Viol collectif au Maroc: Khadija appelle « toutes les filles à se montrer courageuses »

AFP

Publié le

Malgré les insultes, Khadija, jeune Marocaine de 17 ans victime présumée de viols collectifs, a réitéré ses accusations mercredi, devant un juge de Beni Mellal (centre), en appelant à sa sortie « toutes les filles à se montrer courageuses ».

« Nous, les filles, nous sommes fortes et nous devons rester fortes », a déclaré Khadija dans un bref entretien accordé à l’AFP après son audition, dans cette ville située à quelque 300 km de la capitale Rabat.

C’est dans une vidéo diffusée en août et devenue virale sur internet que cette adolescente issue d’une famille défavorisée avait raconté avoir été kidnappée, séquestrée, violée et martyrisée pendant deux mois par des jeunes hommes de son village.

Ce témoignage filmé où elle montre des tatouages obscènes et des traces de brûlures de cigarettes sur son corps avait suscité autant de compassion que de dénigrement sur les réseaux sociaux marocains.
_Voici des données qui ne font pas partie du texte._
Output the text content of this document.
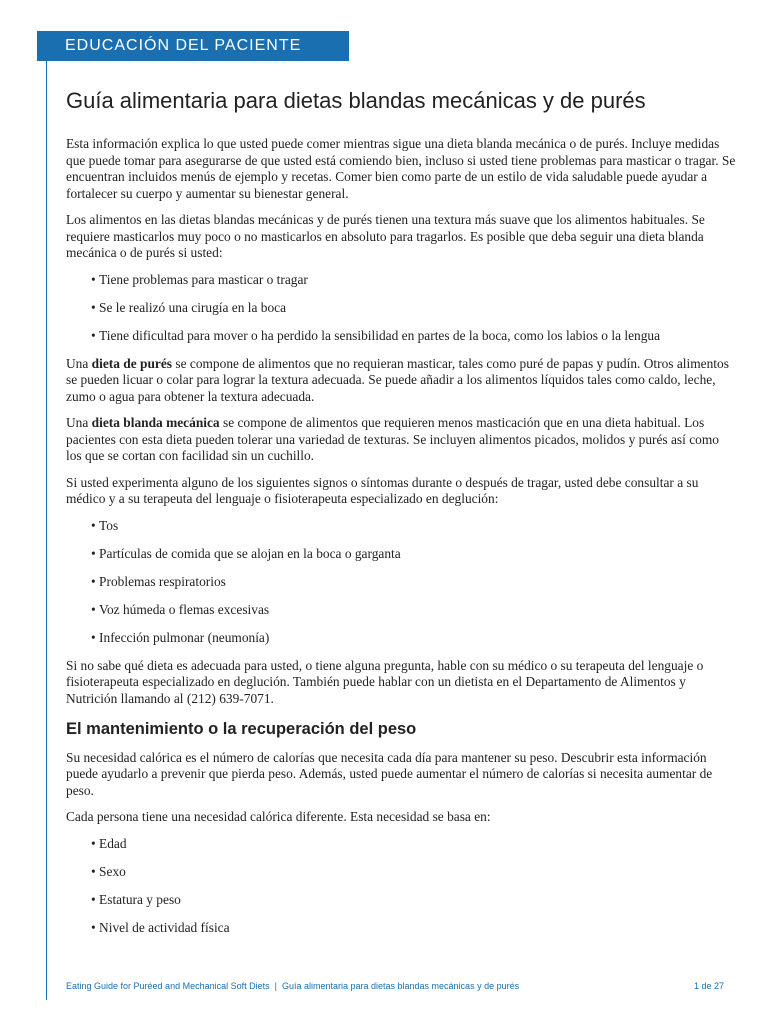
EDUCACIÓN DEL PACIENTE
Guía alimentaria para dietas blandas mecánicas y de purés

Esta información explica lo que usted puede comer mientras sigue una dieta blanda mecánica o de purés. Incluye medidas que puede tomar para asegurarse de que usted está comiendo bien, incluso si usted tiene problemas para masticar o tragar. Se encuentran incluidos menús de ejemplo y recetas. Comer bien como parte de un estilo de vida saludable puede ayudar a fortalecer su cuerpo y aumentar su bienestar general.

Los alimentos en las dietas blandas mecánicas y de purés tienen una textura más suave que los alimentos habituales. Se requiere masticarlos muy poco o no masticarlos en absoluto para tragarlos. Es posible que deba seguir una dieta blanda mecánica o de purés si usted:

• Tiene problemas para masticar o tragar
• Se le realizó una cirugía en la boca
• Tiene dificultad para mover o ha perdido la sensibilidad en partes de la boca, como los labios o la lengua

Una dieta de purés se compone de alimentos que no requieran masticar, tales como puré de papas y pudín. Otros alimentos se pueden licuar o colar para lograr la textura adecuada. Se puede añadir a los alimentos líquidos tales como caldo, leche, zumo o agua para obtener la textura adecuada.

Una dieta blanda mecánica se compone de alimentos que requieren menos masticación que en una dieta habitual. Los pacientes con esta dieta pueden tolerar una variedad de texturas. Se incluyen alimentos picados, molidos y purés así como los que se cortan con facilidad sin un cuchillo.

Si usted experimenta alguno de los siguientes signos o síntomas durante o después de tragar, usted debe consultar a su médico y a su terapeuta del lenguaje o fisioterapeuta especializado en deglución:

• Tos
• Partículas de comida que se alojan en la boca o garganta
• Problemas respiratorios
• Voz húmeda o flemas excesivas
• Infección pulmonar (neumonía)

Si no sabe qué dieta es adecuada para usted, o tiene alguna pregunta, hable con su médico o su terapeuta del lenguaje o fisioterapeuta especializado en deglución. También puede hablar con un dietista en el Departamento de Alimentos y Nutrición llamando al (212) 639-7071.

El mantenimiento o la recuperación del peso

Su necesidad calórica es el número de calorías que necesita cada día para mantener su peso. Descubrir esta información puede ayudarlo a prevenir que pierda peso. Además, usted puede aumentar el número de calorías si necesita aumentar de peso.

Cada persona tiene una necesidad calórica diferente. Esta necesidad se basa en:

• Edad
• Sexo
• Estatura y peso
• Nivel de actividad física
Eating Guide for Puréed and Mechanical Soft Diets  |  Guía alimentaria para dietas blandas mecánicas y de purés	1 de 27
La virulence des critiques a poussé un groupe citoyen à mener campagne contre « la culture du viol et de l’impunité » sous le hashtag #masaktach (« je ne me tais pas »).

« Je suis encore traumatisée, ce qui m’est arrivé n’est pas facile à supporter », confie la jeune fille à l’AFP, regard direct, voix douce mais assurée.

Devant le juge, Khadija « a confirmé toutes les accusations, entièrement et en détail, elle est courageuse malgré sa fragilité psychologique », a confirmé à l’AFP Mohamed, son père, après l’audition organisée dans un bureau de la chambre criminelle de la cour d’appel de Beni Mellal.

Insultes et menaces

Douze suspects, âgés de 17 à 28 ans, ont été placés en détention préventive fin août sous différents chefs de poursuite, allant de « traite d’être humain sur mineure », « viol », « torture et usage d’arme causant des blessures et séquelles psychiques », « constitution d’une bande organisée, enlèvement et séquestration » et « non-assistance à personne en danger », selon les informations obtenues par l’AFP de source judiciaire.

Le plus jeune a été entendu mercredi à Beni Mellal, son cas ayant été disjoint puisqu’il est mineur, selon Me Youssef Chahbi, l’avocat de Khadija.

Plusieurs des prévenus ont reconnu les faits dans leurs dépositions –les viols collectifs, les tatouages forcés, les menaces de mort pour la dissuader de fuir–, selon des sources proches du dossier, mais cela n’a pas suffi à calmer les détracteurs de l’adolescente.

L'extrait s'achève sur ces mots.